Spectacle de la compagnie Artistic Scenic (75), vu le 17 juillet à 19 h 05 au Théâtre le Petit Chien dans le cadre du Festival Off d’Avignon
- Auteur : Vanessa Aiffe-Ceccaldi
- Mise en scène : Régis Romele
- Interprétation : Vanessa Aiffe-Ceccaldi
- Lumière : Dimitri Borget
- Type de public : Tout public à partir de 12 ans
- Genre : Seul-en-scène
- Durée : 1 h 10
Une chaise. C’est tout ce qu’il y a sur scène. Une chaise, et Vanessa Aiffe-Ceccaldi, seule, face à nous, dans un seul-en-scène bouleversant. Dès les premières minutes, on est happé. Avec une grande sincérité, elle incarne Thelma, une femme qui tente de comprendre ce qui a brisé son enfance. On croit d’abord assister à l’histoire d’un secret de famille : à 11 ans, Thelma découvre que celui qu’elle appelait « papa » n’est pas son père biologique. La révélation est violente, et d’autant plus difficile à encaisser qu’elle grandit auprès d’une mère absente, maladroite, à côté de la plaque. On s’attend alors à suivre le récit d’un effondrement intime.

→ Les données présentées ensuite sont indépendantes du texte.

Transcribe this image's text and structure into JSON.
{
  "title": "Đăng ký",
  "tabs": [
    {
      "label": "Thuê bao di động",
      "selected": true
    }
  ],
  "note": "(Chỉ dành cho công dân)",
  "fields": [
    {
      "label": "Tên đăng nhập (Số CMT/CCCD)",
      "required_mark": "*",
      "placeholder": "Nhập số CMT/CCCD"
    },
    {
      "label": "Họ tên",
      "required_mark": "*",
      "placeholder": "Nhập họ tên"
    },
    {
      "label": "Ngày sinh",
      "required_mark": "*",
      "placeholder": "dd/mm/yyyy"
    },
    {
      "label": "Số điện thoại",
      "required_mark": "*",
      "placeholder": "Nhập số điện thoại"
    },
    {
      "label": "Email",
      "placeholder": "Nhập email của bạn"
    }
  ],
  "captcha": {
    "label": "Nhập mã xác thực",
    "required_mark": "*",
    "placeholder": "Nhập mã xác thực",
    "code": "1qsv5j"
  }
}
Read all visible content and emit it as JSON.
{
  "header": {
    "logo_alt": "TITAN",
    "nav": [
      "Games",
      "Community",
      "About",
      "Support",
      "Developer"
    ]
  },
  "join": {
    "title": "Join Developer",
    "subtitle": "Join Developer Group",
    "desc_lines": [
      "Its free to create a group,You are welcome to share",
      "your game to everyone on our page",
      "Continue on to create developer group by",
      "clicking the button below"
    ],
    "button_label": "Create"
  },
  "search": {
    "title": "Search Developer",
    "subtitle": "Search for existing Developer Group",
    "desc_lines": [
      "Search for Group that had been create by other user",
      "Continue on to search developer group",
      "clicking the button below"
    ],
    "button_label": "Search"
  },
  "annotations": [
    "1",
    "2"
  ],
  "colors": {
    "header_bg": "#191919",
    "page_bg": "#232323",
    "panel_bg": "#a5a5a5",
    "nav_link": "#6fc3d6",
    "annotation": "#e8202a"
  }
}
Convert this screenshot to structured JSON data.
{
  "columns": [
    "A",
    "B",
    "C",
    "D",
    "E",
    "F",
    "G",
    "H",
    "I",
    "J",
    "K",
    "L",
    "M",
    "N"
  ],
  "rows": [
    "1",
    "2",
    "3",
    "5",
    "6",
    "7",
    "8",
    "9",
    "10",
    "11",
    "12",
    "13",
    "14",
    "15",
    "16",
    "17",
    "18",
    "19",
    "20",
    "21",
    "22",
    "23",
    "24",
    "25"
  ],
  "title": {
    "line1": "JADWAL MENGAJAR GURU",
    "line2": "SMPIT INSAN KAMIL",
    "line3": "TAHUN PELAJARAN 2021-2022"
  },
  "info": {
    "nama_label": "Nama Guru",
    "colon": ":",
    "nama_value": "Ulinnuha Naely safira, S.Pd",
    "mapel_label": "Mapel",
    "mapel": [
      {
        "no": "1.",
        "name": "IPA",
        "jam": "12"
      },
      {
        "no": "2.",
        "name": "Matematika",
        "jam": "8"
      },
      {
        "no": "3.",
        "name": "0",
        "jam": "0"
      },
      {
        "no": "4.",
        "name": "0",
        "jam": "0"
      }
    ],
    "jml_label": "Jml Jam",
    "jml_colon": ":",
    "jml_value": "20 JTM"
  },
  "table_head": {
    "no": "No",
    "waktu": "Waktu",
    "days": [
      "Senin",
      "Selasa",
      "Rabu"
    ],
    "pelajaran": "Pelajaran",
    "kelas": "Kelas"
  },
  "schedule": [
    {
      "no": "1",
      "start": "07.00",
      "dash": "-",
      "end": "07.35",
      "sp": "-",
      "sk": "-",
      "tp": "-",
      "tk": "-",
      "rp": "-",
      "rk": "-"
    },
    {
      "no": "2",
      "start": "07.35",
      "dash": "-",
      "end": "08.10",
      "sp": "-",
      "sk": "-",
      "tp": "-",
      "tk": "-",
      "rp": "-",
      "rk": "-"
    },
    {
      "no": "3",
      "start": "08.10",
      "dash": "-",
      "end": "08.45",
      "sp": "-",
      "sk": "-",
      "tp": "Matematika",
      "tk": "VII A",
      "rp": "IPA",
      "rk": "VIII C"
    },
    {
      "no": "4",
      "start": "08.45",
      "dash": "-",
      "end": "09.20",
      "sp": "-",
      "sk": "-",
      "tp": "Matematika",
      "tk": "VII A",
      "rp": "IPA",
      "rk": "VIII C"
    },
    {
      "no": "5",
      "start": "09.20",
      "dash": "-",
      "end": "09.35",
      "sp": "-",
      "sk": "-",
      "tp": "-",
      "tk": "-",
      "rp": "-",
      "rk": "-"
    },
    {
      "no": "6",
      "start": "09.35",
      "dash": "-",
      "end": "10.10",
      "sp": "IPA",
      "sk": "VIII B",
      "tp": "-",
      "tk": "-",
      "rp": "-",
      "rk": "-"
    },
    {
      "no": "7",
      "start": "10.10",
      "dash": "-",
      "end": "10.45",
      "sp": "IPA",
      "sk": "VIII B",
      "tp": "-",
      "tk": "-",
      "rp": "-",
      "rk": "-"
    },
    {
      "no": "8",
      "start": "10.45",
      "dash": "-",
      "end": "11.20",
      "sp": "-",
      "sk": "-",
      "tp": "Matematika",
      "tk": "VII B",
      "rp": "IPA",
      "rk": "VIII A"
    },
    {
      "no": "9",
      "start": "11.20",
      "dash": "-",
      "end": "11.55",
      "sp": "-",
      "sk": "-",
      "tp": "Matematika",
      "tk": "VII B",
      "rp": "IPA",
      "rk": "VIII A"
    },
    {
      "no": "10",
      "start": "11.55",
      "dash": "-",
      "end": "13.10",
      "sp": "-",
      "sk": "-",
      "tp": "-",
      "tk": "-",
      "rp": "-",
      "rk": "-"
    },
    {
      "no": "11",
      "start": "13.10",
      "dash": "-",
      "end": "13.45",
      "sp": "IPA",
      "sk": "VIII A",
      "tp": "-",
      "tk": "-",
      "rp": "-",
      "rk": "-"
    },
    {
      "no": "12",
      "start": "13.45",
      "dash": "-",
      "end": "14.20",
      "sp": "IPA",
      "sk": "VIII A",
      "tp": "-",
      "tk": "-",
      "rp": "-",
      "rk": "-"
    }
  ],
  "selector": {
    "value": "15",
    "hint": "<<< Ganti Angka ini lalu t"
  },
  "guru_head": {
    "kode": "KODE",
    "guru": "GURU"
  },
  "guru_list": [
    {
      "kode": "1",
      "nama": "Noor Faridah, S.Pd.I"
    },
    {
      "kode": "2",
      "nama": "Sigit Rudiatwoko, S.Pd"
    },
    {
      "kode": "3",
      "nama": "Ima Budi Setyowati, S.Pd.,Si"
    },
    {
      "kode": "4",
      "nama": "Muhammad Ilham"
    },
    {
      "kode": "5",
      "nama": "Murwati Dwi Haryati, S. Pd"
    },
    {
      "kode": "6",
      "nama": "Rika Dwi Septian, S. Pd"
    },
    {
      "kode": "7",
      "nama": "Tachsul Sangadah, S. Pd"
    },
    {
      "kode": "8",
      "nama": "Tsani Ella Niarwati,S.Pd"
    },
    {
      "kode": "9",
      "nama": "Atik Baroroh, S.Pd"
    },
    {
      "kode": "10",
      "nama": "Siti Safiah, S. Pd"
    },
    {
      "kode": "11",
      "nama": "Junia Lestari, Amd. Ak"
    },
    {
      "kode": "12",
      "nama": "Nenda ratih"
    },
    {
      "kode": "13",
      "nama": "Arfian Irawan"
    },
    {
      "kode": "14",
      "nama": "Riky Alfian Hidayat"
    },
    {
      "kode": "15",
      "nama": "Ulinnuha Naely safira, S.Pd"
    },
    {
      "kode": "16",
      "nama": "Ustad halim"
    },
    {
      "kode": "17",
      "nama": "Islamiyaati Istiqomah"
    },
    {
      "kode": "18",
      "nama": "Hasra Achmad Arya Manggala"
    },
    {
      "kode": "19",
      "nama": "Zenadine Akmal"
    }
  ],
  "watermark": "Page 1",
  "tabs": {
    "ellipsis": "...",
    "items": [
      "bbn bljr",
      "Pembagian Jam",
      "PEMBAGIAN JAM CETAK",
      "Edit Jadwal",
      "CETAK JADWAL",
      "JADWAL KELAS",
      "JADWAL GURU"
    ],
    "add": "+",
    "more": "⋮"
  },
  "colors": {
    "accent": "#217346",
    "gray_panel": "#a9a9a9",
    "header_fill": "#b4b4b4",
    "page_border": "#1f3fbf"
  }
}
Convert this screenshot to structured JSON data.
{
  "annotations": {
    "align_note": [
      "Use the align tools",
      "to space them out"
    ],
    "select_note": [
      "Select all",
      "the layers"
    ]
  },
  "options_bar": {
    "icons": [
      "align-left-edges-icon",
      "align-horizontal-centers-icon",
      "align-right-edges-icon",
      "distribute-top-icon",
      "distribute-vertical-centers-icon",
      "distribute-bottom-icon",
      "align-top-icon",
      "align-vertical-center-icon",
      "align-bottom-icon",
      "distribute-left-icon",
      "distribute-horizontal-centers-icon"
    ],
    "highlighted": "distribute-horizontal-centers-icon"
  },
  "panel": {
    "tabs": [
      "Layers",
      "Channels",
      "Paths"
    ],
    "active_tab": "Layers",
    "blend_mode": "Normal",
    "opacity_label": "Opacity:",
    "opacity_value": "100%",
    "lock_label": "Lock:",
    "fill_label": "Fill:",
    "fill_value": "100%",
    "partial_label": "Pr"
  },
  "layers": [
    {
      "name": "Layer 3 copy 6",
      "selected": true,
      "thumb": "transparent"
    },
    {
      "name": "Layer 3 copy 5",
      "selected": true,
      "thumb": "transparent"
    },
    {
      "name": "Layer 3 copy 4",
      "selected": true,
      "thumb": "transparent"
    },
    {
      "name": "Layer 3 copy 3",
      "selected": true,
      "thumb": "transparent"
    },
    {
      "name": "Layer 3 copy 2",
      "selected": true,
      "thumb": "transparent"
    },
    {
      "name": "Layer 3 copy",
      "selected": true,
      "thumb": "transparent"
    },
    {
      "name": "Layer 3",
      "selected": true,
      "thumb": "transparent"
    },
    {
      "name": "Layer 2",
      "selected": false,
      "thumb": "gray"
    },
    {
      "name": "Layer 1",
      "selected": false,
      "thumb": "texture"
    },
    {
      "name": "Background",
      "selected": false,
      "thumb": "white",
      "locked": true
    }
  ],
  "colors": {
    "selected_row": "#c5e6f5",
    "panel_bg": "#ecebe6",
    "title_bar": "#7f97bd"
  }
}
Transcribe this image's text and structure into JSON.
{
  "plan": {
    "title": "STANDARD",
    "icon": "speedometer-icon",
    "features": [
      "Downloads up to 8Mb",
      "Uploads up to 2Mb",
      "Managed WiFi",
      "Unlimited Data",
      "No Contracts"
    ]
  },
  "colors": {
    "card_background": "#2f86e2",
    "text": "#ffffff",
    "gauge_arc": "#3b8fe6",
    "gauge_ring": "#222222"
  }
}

Mais le spectacle monte en puissance, insidieusement. Car peu à peu, au fil des souvenirs et des personnages qu’elle convoque, on comprend qu’il y a autre chose. Quelque chose d’enfoui. De plus profond. Un jeu de cache-cache joué avec son frère, qui prend un autre sens, qui fait basculer le récit. Et c’est là toute la force de ce spectacle : cette lente révélation, cette tension grandissante, qui nous mène vers l’indicible. Le texte, écrit avec délicatesse et parfois même avec humour, alterne entre la tendresse, la douleur, la légèreté apparente. Vanessa Aiffe-Ceccaldi incarne à elle seule tous les visages de son passé : la grand-mère aimante, figure lumineuse et mélomane, le professeur de théâtre bienveillant, la mère en fuite, les hommes, les silences. Sans jamais surjouer, elle laisse affleurer les émotions. Tout est contenu, précis, vibrant. La mise en scène épouse cette simplicité, tout comme le travail de lumière sobre,. Rien ne détourne du récit. Tout est là pour l’amplifier.
Au-delà de son aspect autobiographique, Cache-cache interroge avec finesse la compulsion de répétition, ce besoin inconscient de revivre ce qui nous a blessés, comme une tentative de comprendre, de réparer, ou au moins de survivre. C’est une pièce sur la mémoire, sur les silences qui rongent, sur la possibilité, aussi, de se reconstruire par l’art. Vanessa Aiffe-Ceccaldi, dans une performance d’une rare justesse, nous offre un spectacle intime et universel à la fois. Parce que parfois, il suffit d’une chaise, d’un corps, d’une voix. Et l’émotion jaillit. Brutale. Belle. Indélébile.